SecurityBrief Asia - Technology news for CISOs & cybersecurity decision-makers
Story image
4 tips to keep safe when phishing for treats this Halloween
Wed, 31st Oct 2018
FYI, this story is more than a year old

Trick or treat. Those words are spoken by millions of children around the world every Halloween, though we always expect the sugary treat and not the scary alternative.

Unfortunately, tricks are all too real. Have you ever knocked on a door waiting for a handful of sweets only to be scared stiff by someone who looks like they've just finished playing an extra in a Tarantino film? Maybe you've been made to put your hands in pumpkin mush at a halloween party? What about the one where a stranger gains access to all your business, financial and personal data in the blink of an eye? No?

You have clearly never been victim to a phishing attack - yet. A phishing attack, or scam, is the result of a criminal disguising themselves, albeit via an email or website instead of a skeleton costume, and pretending to be someone or something they're not. The aim is to trick you, the recipient, into divulging sensitive information that could see you or your business out of pocket.

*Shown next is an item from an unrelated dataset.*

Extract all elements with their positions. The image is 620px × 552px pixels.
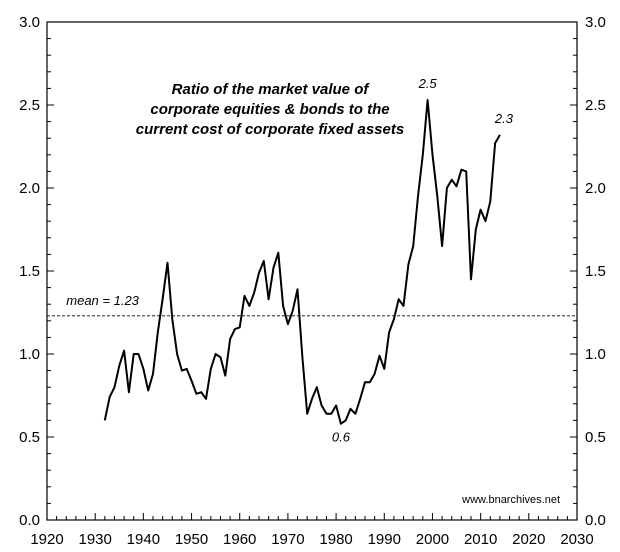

On paper these may sound like the types of scams you'd spot a mile off, but every day more and more people like yourself are failing to identify increasingly elaborate phishing scams. Since last Halloween alone phishing attempts have grown by a frightening 65%, with 76% of businesses reporting to have been victims of phishing attacks. With 1.5 million new websites used for phishing being created each month it's clear that this is just the beginning. These attacks are only going to get smarter.

So smart, in fact, that they infiltrated the world's biggest social media platform. Just last month, Facebook reported a breach in which criminals stole information on over 50 million user profiles, including users' religious beliefs, their state and place of work, family and social relationships and lots of other information these unknowing victims chose to share. Perfect ammunition for an extremely tailored phishing attack, if you ask me.

Scary stuff, right? Nobody likes being tricked, least of all in lieu of putting your feet up and falling into a sugar induced coma. That's why we're deadly serious about keeping you safe this Halloween, sharing our top four tips to protect your business and help you identify a phishing scam from a mile away.

Creep it real

The first port of call when deciding whether what you're looking at is real or not is right under your nose. Always check and study an URL before clicking through, especially if it has found its way to you rather than you searching for it. Fake links loosely imitate other websites, often by adding unnecessary words and domains. A telling sign is an URL that doesn't quite fit the hyperlink you're used to from that source, contains extra words in the domain, or ends with a string of random characters. For boo-nus (sorry) points, always make sure to hover over and inspect any hyperlinked text before clicking through.

Don't believe your eyes?

This one's easy. Suddenly get told you've won the lottery, you've received a free holiday to the Maldives, or that there's £3 million with your name on it if you could just send some cash over to a rich king in a foreign land? Call me pessimistic, but if something sounds too good to be true then it usually is. Especially if it's coming from an unidentified source. If your luck suddenly changes, you might want to inspect the email a little further before packing your suitcase and handing in your notice.

Exorcise vigilance

Have a hunch you're being spooked? If you think the person you're speaking to isn't who they say they are, take it up with ‘them' via another channel. The beauty of the 21st century is the plethora of ways we can communicate, be it via the phone, web, email, text, or social media. That'll soon sniff out the imposters.


Does the email or URL ask you to convey sensitive or personal information? It's a rule of thumb that banks will never ask for personal information over email, instead directing you to your app or online banking portal. No matter how convincing an email may seem, never share sensitive information, especially if you didn't instigate the conversation in question.